NE TIREZ PLUS SUR LES EXPERTS

Apres avoir fauché les essais d'OGM dans les champs et fait partir la recherche française sur les OGM à l'étranger, José Bové, soutenu par Corrine Lepage,  se met à "tirer" sur les experts.Le nouveau populisme est en marche.

 


Nouveau combat de José Bové pour exister dans l'espace médiatique: il accuse la présidente de AESA ( l'AFFSA de l'Europe), Diana Banati, d’avoir été membre de l’ILSI, organisme qu’il dénonce comme un “lobby industriel agroalimentaire", une nouvelle injure très à la mode pour décrier l’alimentation moderne.

En allant sur le site de cette organisation je constate pourtant que ses missions et ses études  sont nobles et utiles pour les consommateurs et que les entreprises qui sont représentées au Conseil d’administration le sont de façon équitable ( 50/50) avec d’ autres organismes de type public: INRA, Ministères, Universités...Ce partenariat et cette coproduction entre entreprises privées et institutions publiques ne m’apparaît pas du tout scandaleux mais au contraire intelligent et productif.

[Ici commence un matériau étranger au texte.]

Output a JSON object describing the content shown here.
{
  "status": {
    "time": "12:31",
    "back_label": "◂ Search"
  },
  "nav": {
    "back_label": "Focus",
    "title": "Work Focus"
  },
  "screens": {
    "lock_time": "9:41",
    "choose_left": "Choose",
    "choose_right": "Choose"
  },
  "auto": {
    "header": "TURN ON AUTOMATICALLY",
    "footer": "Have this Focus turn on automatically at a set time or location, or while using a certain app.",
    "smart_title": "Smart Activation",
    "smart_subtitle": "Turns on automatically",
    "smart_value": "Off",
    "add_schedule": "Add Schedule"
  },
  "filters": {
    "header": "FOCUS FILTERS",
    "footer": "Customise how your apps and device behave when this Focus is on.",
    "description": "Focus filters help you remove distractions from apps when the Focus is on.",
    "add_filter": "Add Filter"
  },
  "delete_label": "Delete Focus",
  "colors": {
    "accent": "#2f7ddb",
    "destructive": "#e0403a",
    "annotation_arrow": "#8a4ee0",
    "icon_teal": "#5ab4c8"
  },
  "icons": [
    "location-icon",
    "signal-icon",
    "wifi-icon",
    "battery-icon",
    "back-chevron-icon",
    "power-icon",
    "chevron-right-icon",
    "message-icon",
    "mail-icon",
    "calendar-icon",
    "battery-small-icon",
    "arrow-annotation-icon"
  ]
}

De plus, à ma connaissance, les entreprises agro-alimentaires qui font partie de ce conseil d’administration n’encouragent guère les plantes génétiquement modifiées contrairement à ce que prétend José Bové pour justifier ses attaques contre l’ILSI et contre l’AESA. A part Nestlé qui avait pris une position plutôt favorable il y a quelques années et qui est revenu sur sa position depuis, on ne constate pas de pression particulière de ce type d’entreprises en faveur des OGM.


Par contre elles se lancent toutes dans le bio. Elles ont donc plutôt tendance à se plier au politiquement correct en proposant des produits sans OGM ( Voir Carrefour) pour rassurrer des consommateurs terrorisés par le "lobby du bio" et anti  OGM.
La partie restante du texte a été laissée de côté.